Menstruation marks the reset. Energy is often low, the body turns inward, and rest becomes essential. Pain sensitivity can be higher. This is not a failure state. It is recovery.
As menstruation ends, the follicular phase begins. During the follicular phase, estrogen climbs. Many women feel sharper, stronger, more outward facing. Focus improves. Social tolerance increases. There is often a sense of momentum returning.
Ovulation follows. Estrogen peaks and testosterone rises. Libido often increases. Confidence and motivation tend to be higher. This is a fertile phase in every sense. Creative projects, plans, and new initiatives often feel easier here. This is a phase of expansion, connection, and creativity.
I usually write four new book drafts during this phase. Life is great.
Then comes the luteal phase. After ovulation, hormones drop and progesterone dominates. During the luteal phase, body temperature rises, breasts may feel sore, and PMS can bring irritability or withdrawal. This is the dark period. Happy hormones are depleted. Life is tough, inconveniences are tougher. Once the bleeding starts, it’s upward again. None of this is random. When you understand the pattern, you stop reacting to symptoms and start responding to causes.
The luteal phase is my killer. I lose the will to live. It is a brutal dip. It took a few cycles for my partner to catch up, but once he did, everything eased. Knowing that he understands why this happens to me makes it bearable.
Then we bleed and start anew.
For me, the point is empathy, not diagnosis. Tracking gives my partner context, not authority. He does not pretend to know what it feels like. He leads with curiosity rather than explanation.
Practical support matters more than words. A heating pad helps with cramps and lower back pain. Dark chocolate helps too. But what matters most are the small gestures throughout the cycle, not only when symptoms are most visible.

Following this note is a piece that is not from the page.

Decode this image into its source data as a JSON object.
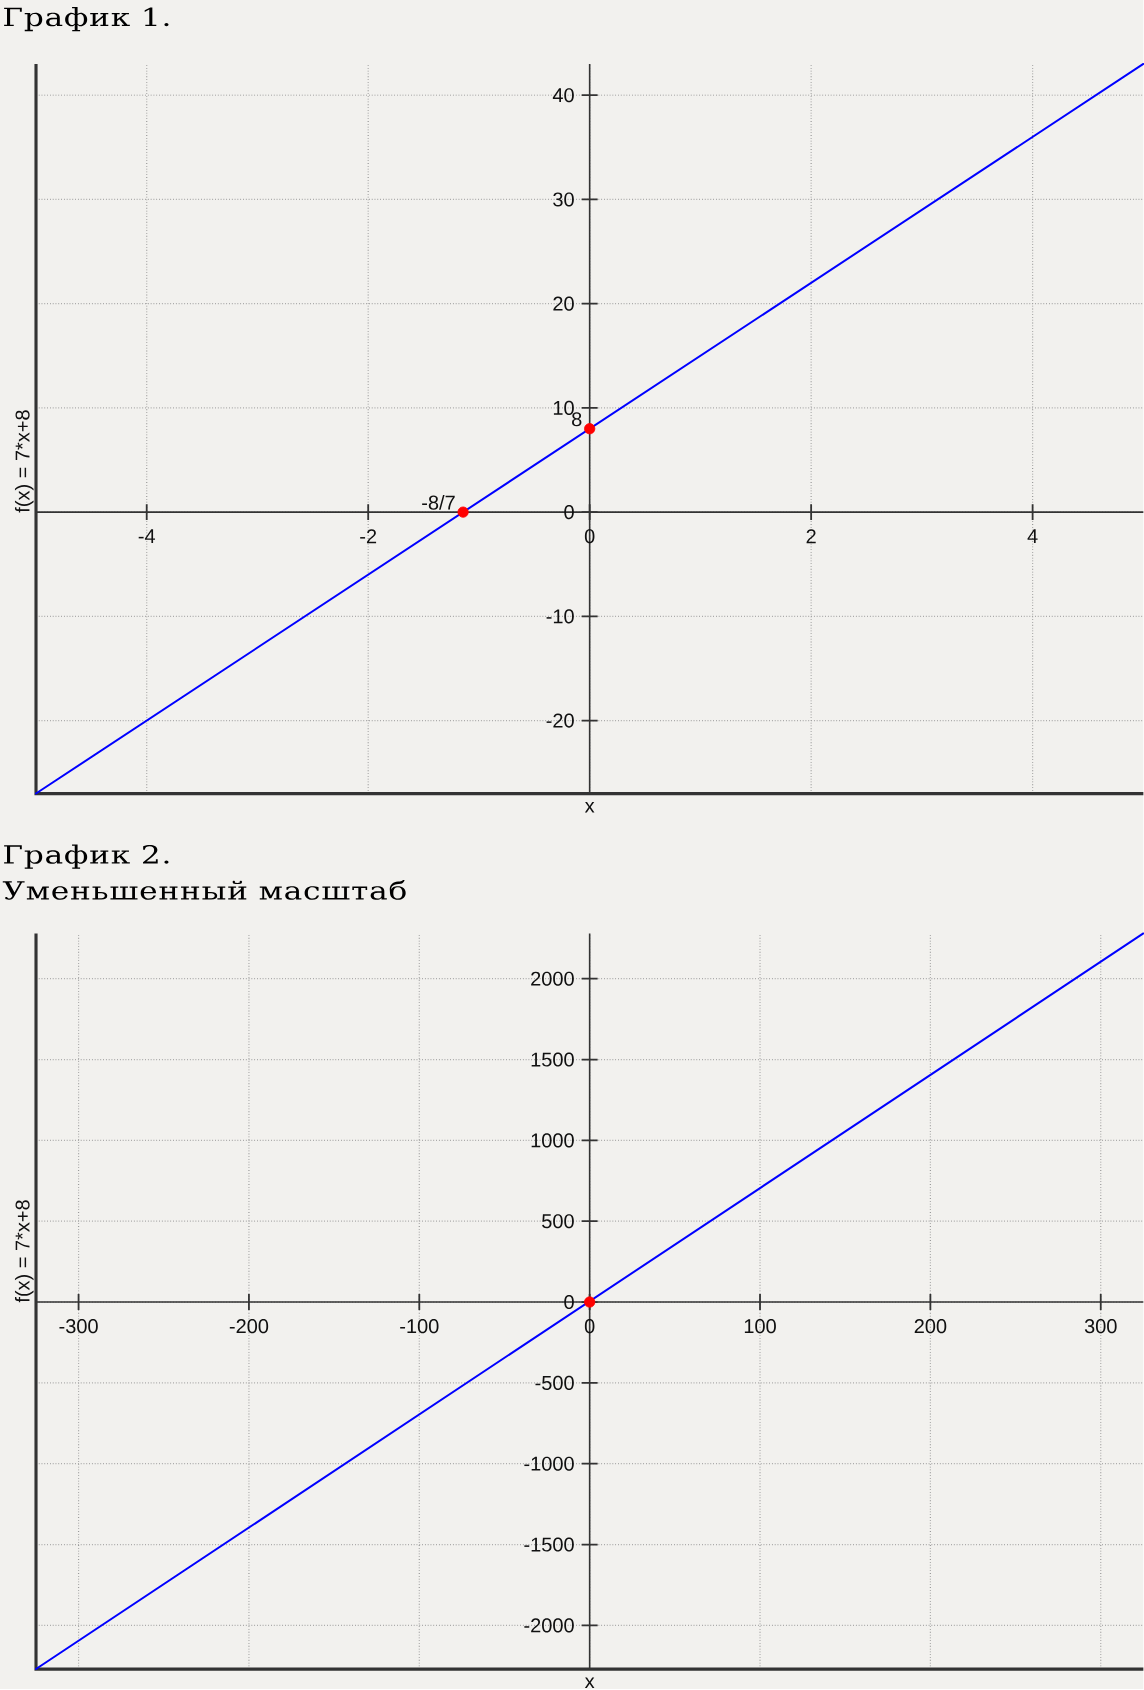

Asking if someone is on their period during an argument is a fast way to lose trust. Knowing which phase someone is in does not invalidate their feelings. Ask how you can help. Listen without fixing. Never compare her symptoms to another woman’s experience. Because all bodies differ and no experience is the same.
The bottom line
Shared information changes dynamics. I know it did in my relationship. There is relief in knowing that someone is aware of your inner weather. A low day stops being personal and starts being physiological. The cycle shifts from a monthly disruption into a shared rhythm we navigate together.
Talk about it. Use an app if she’s open to it. Pay attention. And keep the dark chocolate ready when the cycle comes full circle.